After the day with Luchy I came back to the flat, made dinner, chatted with Audrey while we ate, and expected to have some energy left to work on scholarship essays, but sleep claimed me instead.
I've been picking up new words left and right and realizing that I understand quite a bit of what goes on around me even if I can't repeat back exactly what was said. One thing that bothers the heck out of me is that the French don't have a saying for "Good Morning." The words exist, and the logical phrase would be "Bon Matin" but no, that is never used. I spent a good 10 minutes quizzing Audrey over this, and she iterated over and over that in the morning they only say "Bonjour" to greet friends, coworkers, lovers, etc., but that once in a while you might say "Bon Matinee" or "Bon Journee" but that's only if you have already greeted someone for the morning and are leaving the office to go to a meeting, for example, but that really those phrases aren't used very much. It is inherently frustrating for me because it seems like a much more pleasant greeting to say "Good morning" instead of just "Hello." Likewise, "Bon Soir" means "Good Evening," but "Bon Soiree" means "Good Evening" but that you will not be seeing the person again that night. "A plus tard", "A toute de suite" and "A toute a l'heure" mean "see you later (on that day)" while "A bientot" means "see you later (but not later on that day)." I knew French had a lot of rules but I guess I don't know the half of it.

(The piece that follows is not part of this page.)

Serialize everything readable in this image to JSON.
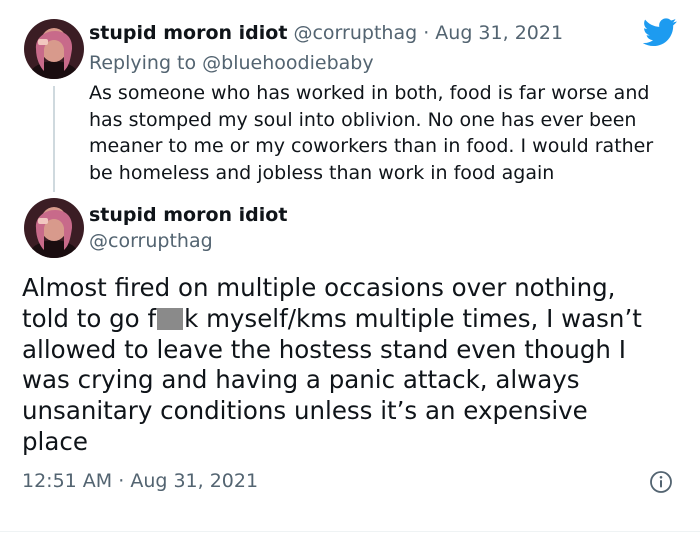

For my last day in Paris Audrey had invited me to accompany her to a working brunch at Le Pain Quotidien, which she had to patronize as a mystery shopper. The food was excellent and the service not, but all in all it was enjoyable. After lunch we met two of her friends and went to the outdoor market "Marche de les Puces" (literally "Market of the Fleas") where I spent way too much money on questionable goods, and then to the outlet mall, with the same result. I did end up purchasing a French Virgin Mobile pay-as-you-go cell phone, however, which had been on my to-do list, for a grand total of 9 euros, with a starter card already included. (the phone was normally 50 euros and the starter card normally 19 euros, but somehow they were running a special where you get both for 9 euros. Don't really understand that one but I'm just gonna go with it.)
Now my last day is winding down, and tomorrow I meet my host family in Tours. J'aime Paris.